Internationaler Strafgerichtshof Rebellenführer Lubanga muss 14 Jahre in Haft

Er gilt als Verantwortlicher für Massaker, Vergewaltigungen und Folter und hat Hunderte Kinder als Soldaten versklavt: Nun hat der Internationale Strafgerichtshof in Den Haag den kongolesischen Rebellenführer Lubanga zu 14 Jahren Gefängnis verurteilt. Die Anklage hatte weit mehr gefordert.

Der Internationale Strafgerichtshof (IStGH) in Den Haag hat am Dienstag den ehemaligen kongolesischen Rebellenführer Thomas Lubanga Dyilo zu 14 Jahren Gefängnis verurteilt. Das Gericht blieb damit hinter der Forderung der Anklage zurück, die 30 Jahre Haft gefordert hatte.

Lubanga war bereits im März schuldig befunden worden, in der Demokratischen Republik Kongo Hunderte Kinder als Soldaten missbraucht zu haben. Er soll einer der schlimmsten Kriegsverbrecher im Osten des zentralafrikanischen Landes gewesen sein.
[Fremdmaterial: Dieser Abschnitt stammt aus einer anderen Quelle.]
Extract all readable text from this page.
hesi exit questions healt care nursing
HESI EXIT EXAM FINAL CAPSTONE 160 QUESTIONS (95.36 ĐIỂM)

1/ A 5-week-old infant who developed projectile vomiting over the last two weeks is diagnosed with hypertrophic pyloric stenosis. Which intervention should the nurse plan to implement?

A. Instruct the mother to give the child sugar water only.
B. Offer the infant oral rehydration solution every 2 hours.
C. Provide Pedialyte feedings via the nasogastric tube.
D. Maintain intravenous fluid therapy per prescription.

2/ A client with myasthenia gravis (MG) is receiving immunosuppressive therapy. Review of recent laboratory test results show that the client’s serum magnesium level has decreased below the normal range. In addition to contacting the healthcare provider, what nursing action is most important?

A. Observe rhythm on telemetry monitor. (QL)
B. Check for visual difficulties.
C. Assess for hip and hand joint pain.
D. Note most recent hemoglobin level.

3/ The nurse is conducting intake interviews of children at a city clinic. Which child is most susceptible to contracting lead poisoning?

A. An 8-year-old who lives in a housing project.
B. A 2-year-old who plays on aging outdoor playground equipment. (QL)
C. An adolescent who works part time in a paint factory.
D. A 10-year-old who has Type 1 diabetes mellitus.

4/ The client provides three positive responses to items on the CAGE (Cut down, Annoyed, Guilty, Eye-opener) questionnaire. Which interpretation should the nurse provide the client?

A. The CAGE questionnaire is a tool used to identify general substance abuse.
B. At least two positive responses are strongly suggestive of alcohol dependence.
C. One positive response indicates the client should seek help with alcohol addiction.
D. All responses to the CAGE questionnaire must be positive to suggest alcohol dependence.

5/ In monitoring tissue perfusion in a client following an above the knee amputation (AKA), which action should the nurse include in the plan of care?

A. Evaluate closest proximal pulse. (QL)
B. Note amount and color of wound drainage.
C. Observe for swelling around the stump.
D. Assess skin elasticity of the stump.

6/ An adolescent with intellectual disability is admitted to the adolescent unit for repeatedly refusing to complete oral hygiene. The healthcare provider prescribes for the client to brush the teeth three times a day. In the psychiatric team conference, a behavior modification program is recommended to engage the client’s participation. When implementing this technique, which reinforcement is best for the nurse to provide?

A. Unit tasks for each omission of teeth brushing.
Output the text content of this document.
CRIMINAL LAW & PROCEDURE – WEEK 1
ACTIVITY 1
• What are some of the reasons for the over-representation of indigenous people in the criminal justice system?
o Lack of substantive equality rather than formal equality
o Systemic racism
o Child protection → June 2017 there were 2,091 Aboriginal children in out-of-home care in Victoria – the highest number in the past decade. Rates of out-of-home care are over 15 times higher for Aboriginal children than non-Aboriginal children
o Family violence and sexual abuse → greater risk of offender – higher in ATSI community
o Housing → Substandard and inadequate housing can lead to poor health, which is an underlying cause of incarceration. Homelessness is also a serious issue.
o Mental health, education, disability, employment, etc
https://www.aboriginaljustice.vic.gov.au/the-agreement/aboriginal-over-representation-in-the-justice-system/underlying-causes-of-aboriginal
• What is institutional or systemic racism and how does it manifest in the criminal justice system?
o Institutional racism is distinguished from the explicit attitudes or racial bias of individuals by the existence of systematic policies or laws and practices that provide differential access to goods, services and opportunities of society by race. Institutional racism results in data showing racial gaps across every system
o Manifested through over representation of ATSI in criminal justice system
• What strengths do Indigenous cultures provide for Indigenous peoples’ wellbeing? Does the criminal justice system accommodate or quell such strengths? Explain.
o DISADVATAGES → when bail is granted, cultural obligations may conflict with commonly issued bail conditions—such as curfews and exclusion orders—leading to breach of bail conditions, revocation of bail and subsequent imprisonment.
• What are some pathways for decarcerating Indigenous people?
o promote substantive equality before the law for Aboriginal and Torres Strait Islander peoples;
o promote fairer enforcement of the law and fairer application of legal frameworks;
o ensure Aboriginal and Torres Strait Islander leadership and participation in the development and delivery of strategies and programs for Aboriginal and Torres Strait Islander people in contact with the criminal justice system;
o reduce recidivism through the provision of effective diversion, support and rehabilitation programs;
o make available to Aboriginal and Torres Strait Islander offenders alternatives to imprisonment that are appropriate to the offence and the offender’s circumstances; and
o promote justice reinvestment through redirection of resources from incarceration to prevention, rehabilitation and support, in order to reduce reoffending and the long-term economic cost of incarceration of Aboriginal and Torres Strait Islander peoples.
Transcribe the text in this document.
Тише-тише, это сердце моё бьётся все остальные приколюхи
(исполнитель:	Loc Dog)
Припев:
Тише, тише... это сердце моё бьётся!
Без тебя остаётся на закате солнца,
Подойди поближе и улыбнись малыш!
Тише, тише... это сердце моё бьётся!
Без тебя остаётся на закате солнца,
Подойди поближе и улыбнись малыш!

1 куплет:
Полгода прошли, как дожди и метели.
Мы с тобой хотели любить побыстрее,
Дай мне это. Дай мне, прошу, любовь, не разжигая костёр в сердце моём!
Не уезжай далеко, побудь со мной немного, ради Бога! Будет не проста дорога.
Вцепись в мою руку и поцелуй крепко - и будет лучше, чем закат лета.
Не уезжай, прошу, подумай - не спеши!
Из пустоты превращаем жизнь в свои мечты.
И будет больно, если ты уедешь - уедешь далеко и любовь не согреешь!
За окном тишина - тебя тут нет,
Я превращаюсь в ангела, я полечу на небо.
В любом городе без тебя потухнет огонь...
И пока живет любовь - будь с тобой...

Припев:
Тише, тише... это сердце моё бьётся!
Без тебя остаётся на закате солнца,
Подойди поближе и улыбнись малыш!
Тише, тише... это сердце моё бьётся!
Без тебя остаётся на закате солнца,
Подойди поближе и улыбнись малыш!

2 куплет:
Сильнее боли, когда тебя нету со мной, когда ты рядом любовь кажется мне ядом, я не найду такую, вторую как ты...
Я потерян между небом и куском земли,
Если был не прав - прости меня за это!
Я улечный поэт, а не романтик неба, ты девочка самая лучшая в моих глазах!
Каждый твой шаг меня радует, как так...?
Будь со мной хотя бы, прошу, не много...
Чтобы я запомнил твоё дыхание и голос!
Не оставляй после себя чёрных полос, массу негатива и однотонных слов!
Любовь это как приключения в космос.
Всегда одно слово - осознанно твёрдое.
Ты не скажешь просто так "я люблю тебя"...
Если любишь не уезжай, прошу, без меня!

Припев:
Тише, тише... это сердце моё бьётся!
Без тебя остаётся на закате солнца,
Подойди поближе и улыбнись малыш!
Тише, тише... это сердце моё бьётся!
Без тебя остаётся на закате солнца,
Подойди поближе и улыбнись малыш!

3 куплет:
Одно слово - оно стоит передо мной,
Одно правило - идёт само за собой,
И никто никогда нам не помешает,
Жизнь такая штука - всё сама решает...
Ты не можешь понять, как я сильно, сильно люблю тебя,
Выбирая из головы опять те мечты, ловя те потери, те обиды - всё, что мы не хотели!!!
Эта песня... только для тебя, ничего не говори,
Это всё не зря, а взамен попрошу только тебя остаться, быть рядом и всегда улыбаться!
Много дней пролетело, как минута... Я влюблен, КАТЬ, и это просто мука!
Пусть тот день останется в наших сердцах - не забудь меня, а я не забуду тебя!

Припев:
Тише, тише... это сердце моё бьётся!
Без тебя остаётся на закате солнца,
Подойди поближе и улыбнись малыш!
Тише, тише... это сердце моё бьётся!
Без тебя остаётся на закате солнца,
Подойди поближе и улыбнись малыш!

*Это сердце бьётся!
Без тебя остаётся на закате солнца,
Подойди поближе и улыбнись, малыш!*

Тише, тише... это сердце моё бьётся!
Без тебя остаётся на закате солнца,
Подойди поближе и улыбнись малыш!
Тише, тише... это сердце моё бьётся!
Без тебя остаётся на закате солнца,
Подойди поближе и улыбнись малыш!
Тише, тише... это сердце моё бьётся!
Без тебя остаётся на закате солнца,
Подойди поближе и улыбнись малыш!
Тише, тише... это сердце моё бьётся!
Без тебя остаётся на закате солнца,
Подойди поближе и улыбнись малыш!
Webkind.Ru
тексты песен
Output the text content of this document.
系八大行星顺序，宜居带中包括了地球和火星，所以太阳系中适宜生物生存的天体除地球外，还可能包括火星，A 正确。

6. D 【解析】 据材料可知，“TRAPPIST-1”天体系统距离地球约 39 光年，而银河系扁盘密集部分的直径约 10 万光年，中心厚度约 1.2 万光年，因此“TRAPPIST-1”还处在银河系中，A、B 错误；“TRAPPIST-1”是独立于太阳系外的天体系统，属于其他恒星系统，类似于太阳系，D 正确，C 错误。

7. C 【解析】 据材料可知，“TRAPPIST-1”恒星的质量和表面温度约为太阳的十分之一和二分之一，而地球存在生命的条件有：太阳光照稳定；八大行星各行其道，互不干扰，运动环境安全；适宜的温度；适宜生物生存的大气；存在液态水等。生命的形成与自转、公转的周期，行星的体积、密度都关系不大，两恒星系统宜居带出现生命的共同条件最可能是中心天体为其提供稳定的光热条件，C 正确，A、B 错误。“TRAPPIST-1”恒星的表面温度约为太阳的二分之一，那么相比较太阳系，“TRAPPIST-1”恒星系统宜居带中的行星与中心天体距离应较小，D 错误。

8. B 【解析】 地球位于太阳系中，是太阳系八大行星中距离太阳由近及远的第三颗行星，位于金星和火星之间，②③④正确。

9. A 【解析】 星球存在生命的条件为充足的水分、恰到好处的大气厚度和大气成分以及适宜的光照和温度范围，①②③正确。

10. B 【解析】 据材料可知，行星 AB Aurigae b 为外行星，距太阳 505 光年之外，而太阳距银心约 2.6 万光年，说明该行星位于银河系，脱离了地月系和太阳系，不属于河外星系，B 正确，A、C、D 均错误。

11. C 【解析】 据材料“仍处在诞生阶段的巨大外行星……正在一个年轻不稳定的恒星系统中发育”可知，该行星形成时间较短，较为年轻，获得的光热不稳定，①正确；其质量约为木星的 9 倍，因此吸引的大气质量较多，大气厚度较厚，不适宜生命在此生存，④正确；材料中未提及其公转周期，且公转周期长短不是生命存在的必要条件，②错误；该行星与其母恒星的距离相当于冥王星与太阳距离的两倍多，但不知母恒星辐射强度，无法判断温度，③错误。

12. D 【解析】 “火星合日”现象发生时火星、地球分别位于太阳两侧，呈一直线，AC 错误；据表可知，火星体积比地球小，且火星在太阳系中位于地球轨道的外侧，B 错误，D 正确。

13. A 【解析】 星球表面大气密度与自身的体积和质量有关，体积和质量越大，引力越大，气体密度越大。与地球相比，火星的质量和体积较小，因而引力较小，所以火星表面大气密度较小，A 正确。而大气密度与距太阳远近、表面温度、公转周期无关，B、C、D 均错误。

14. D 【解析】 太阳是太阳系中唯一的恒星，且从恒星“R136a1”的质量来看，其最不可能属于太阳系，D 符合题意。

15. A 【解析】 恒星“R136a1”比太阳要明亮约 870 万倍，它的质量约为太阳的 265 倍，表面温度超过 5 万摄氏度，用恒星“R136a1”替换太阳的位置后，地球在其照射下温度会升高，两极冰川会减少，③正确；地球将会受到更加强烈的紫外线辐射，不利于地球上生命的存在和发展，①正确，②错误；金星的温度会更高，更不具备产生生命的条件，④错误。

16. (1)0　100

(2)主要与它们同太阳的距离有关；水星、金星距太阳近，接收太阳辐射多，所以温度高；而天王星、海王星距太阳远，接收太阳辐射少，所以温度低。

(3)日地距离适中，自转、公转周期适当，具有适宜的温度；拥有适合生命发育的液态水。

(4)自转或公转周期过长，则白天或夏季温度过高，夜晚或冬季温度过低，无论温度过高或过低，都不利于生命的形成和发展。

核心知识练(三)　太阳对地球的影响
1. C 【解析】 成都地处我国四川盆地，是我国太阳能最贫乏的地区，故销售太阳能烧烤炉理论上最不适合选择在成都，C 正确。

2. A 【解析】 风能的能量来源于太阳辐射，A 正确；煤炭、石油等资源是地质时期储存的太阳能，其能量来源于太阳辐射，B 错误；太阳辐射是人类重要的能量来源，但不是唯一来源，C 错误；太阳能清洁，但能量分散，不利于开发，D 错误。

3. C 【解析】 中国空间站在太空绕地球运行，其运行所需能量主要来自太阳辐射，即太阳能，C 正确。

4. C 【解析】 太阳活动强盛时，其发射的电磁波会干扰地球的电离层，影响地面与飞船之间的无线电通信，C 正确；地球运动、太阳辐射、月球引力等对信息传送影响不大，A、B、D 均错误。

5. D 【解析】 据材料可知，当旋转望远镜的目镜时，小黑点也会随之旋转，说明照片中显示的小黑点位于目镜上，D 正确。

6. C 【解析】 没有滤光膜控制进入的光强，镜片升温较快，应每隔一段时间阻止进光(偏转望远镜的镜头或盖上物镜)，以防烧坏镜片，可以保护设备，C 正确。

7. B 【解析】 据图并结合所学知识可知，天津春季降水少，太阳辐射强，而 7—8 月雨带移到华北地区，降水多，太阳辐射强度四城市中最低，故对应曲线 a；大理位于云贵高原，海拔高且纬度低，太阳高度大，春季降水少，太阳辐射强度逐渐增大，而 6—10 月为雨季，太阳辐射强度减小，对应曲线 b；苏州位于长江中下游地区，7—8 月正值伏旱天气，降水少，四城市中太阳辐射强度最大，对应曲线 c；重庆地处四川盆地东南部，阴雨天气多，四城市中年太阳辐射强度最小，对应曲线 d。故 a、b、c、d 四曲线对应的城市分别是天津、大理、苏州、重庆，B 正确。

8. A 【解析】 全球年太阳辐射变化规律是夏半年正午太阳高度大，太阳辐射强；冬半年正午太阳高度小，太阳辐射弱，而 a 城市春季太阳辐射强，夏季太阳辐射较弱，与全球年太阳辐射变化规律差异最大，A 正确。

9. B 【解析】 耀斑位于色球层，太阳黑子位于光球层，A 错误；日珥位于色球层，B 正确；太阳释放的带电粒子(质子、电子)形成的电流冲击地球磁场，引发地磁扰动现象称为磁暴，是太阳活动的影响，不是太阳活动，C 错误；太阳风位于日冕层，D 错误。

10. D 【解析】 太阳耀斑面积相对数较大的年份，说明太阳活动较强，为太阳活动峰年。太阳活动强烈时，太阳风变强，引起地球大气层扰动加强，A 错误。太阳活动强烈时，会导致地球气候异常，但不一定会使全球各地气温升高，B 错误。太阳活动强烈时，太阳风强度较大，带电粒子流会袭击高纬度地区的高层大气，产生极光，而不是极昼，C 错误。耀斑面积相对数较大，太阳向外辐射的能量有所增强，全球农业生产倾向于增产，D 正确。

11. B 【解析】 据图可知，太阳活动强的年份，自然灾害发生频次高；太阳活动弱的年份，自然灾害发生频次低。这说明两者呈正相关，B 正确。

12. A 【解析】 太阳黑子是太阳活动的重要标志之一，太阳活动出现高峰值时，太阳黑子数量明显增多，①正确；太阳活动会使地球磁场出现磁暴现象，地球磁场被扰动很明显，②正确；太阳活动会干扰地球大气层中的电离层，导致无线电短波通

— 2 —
Der frühere Milizenchef sei verantwortlich für Massaker an der Zivilbevölkerung, Vergewaltigungen, Folter und Plünderungen, sagt zum Beispiel Param-Preet Singh von der Menschenrechtsorganisation Human Rights Watch.

Die Richter billigten Lubanga mildernde Umstände wegen der Kooperation mit dem Gericht zu. Er kann gegen das Urteil Berufung einlegen. Auf die Strafe werden die sechs Jahre Untersuchungshaft angerechnet. Wo Lubanga die Gefängnisstrafe verbüßen muss, wird noch entschieden. In Frage kommen acht Länder, die ein entsprechendes Abkommen mit dem Gericht unterzeichnet haben.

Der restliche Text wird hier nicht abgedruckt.